There is a long tradition of taking extra measures to ensure the independence of financial oversight agencies.
“[T]he CFPB Director’s autonomy is consistent with a longstanding tradition of independence for financial regulators, and squarely supported by established precedent. The CFPB’s budgetary independence, too, is traditional among financial regulators, including in combination with typical removal constraints. PHH’s constitutional challenge flies in the face of the Supreme Court’s removal-power cases, and calls into question the structure of a host of independent agencies that make up the fabric of the administrative state.”

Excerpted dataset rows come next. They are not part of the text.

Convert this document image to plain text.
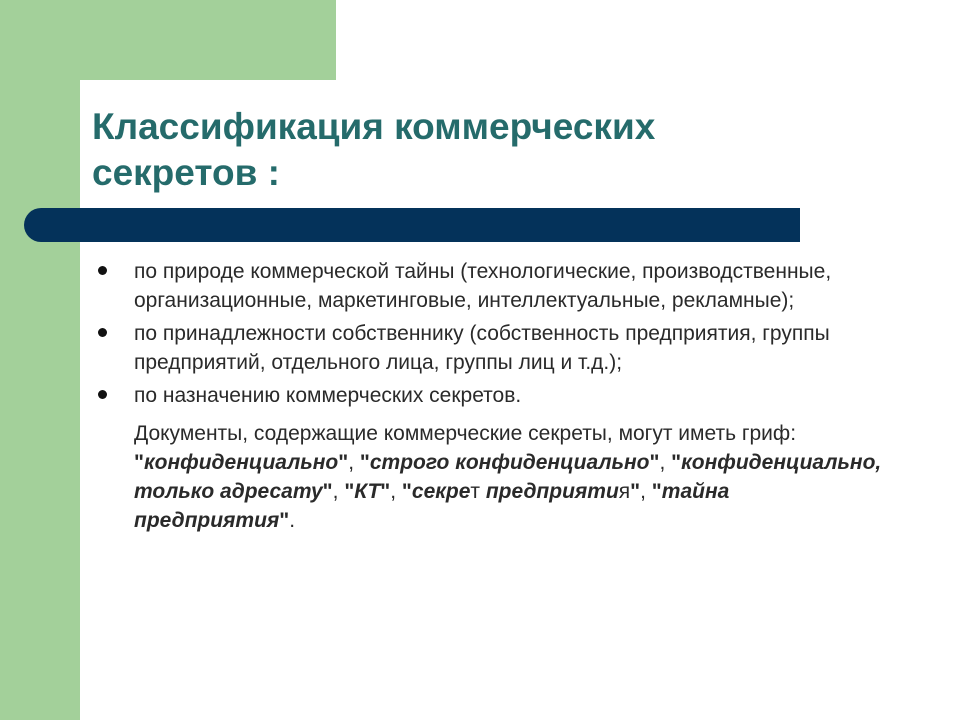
Классификация коммерческих
секретов :
по природе коммерческой тайны (технологические, производственные, организационные, маркетинговые, интеллектуальные, рекламные);
по принадлежности собственнику (собственность предприятия, группы предприятий, отдельного лица, группы лиц и т.д.);
по назначению коммерческих секретов.
Документы, содержащие коммерческие секреты, могут иметь гриф: "конфиденциально", "строго конфиденциально", "конфиденциально, только адресату", "КТ", "секрет предприятия", "тайна предприятия".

“That independence shields the nation’s economy from manipulation or self-dealing by political incumbents and enables [independent] agencies to pursue the general public interest in the nation’s longer-term economic stability and success, even where doing so might require action that is politically unpopular in the short term.”
The CFPB’s structure poses no threat to normal presidential authority over “core executive” functions. But if the courts accepted PHH’s arguments against the CFPB, the whole idea of independent regulatory agencies would be threatened.
“The threat PHH’s challenge poses to the established validity of other independent agencies, meanwhile, is very real. PHH seeks no mere course correction; its theory, uncabined by any principled distinction between this case and Supreme Court precedent sustaining independent agencies, leads much further afield. Ultimately, PHH makes no secret of its wholesale attack on independent agencies—whether collectively or individually led—that, if accepted, would broadly transform modern government.”
“The President’s plenary authority over his cabinet and most executive agencies is obvious and remains untouched by our decision. It is PHH’s unmoored theory of liberty that threatens to lead down a dangerously slippery slope.”